Injured patients fare slightly better on weekends
Injured patients who are treated by trauma teams at hospitals are less likely to die when they are admitted on weekends versus weekdays, new research from Pennsylvania shows.
The results contrast with studies of intensive care units and stroke patients that have revealed a “weekend effect,” in which patients landing in the hospital from Friday night to Monday morning are more likely to have complications or die (see Reuters Health reports, July 6, 2010 and November 1, 2010).
The researchers looked at records from Pennsylvania hospitals, including more than 90,000 patients over a 5-year period. All the patients came in with an injury, for instance from a gunshot or car accident.
“We expected to see no difference” between weekdays and weekends, Dr. Brendan Carr, the lead author of the study, told Reuters Health.
That’s because trauma centers are required to have the same number of surgeons, nurses and other responders available 24 hours a day, 7 days a week.
Other departments typically have fewer doctors on hand overnight and on the weekends, which is one of the reasons for the weekend effect.
At first glance, it didn’t seem to make much difference when an injured patient was admitted: About seven out of every 1,000 patients who came in—whether during the week or on the weekend—died.
But when the team accounted for how bad the injuries were, how many other health problems the patients had, and how old they were, it turned out that people were slightly less likely to die if they came in after 6:00 PM Friday and before 9:00 AM Monday.
If staffing in trauma units is the same all the time, why did patients actually do better if they came in on the weekend?

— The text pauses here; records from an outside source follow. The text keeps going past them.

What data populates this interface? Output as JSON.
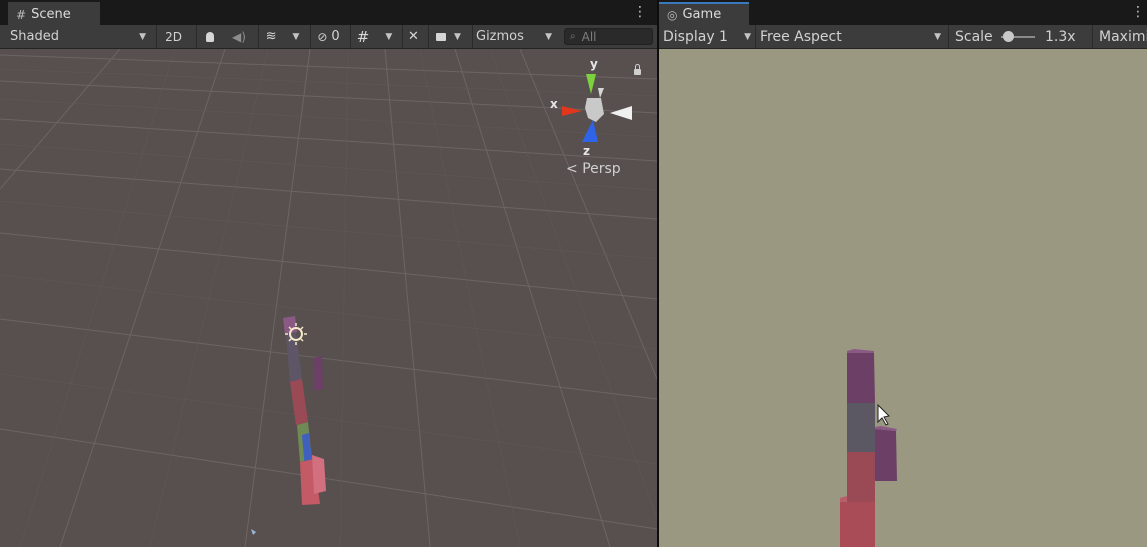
{
  "scene": {
    "tab_label": "Scene",
    "shading_mode": "Shaded",
    "mode_2d": "2D",
    "hidden_count": "0",
    "gizmos_label": "Gizmos",
    "search_placeholder": "All",
    "gizmo_axes": {
      "y": "y",
      "x": "x",
      "z": "z"
    },
    "projection_label": "Persp"
  },
  "game": {
    "tab_label": "Game",
    "display": "Display 1",
    "aspect": "Free Aspect",
    "scale_label": "Scale",
    "scale_value": "1.3x",
    "maximize_label": "Maximi"
  },
  "colors": {
    "scene_bg": "#57504f",
    "game_bg": "#9b9882",
    "block_purple": "#6c3f66",
    "block_grey": "#5b5864",
    "block_red": "#9a4a55",
    "axis_x": "#e0371d",
    "axis_y": "#7bd23d",
    "axis_z": "#2f63e8",
    "tab_accent": "#3a79bb"
  }
}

“The hospital is fundamentally different” at off-hours, said Carr, a professor at the University of Pennsylvania School of Medicine.
“The operating room is empty. The blood bank is not distracted by other activities,” for instance, which could free up hospital resources on the weekend and possibly explain the difference.
Carr’s team used data from the Pennsylvania Trauma System Foundation, which accredits the state’s trauma centers. Their study was funded by a grant from the federal Agency for Healthcare Research and Quality and was published in the Archives of Surgery.
Dr. John Kostis, chairman of the Department of Medicine at UMDNJ-Robert Wood Johnson Medical School in Piscataway, New Jersey, has done research on the weekend effect in heart attack patients (see Reuters Health report, March 17, 2007).
He told Reuters Health that other hospital departments could learn a lot from the way that trauma teams function.
“It would be a great idea to organize a (heart attack) system,” similar to states’ trauma networks, which have specially trained teams available at all times at designated hospitals, Kostis said.
“It makes a difference having an experienced physician available at all times,” Dr. David Shulkin, the CEO of Morristown Memorial Hospital in New Jersey, told Reuters Health.
“It’s a model that probably makes sense across the hospital,” Shulkin said.
But mimicking the trauma unit in each hospital department with a fully staffed, round-the-clock team could prove to be expensive.
“And the sheer lack of experienced people, that’s another barrier,” Shulkin said.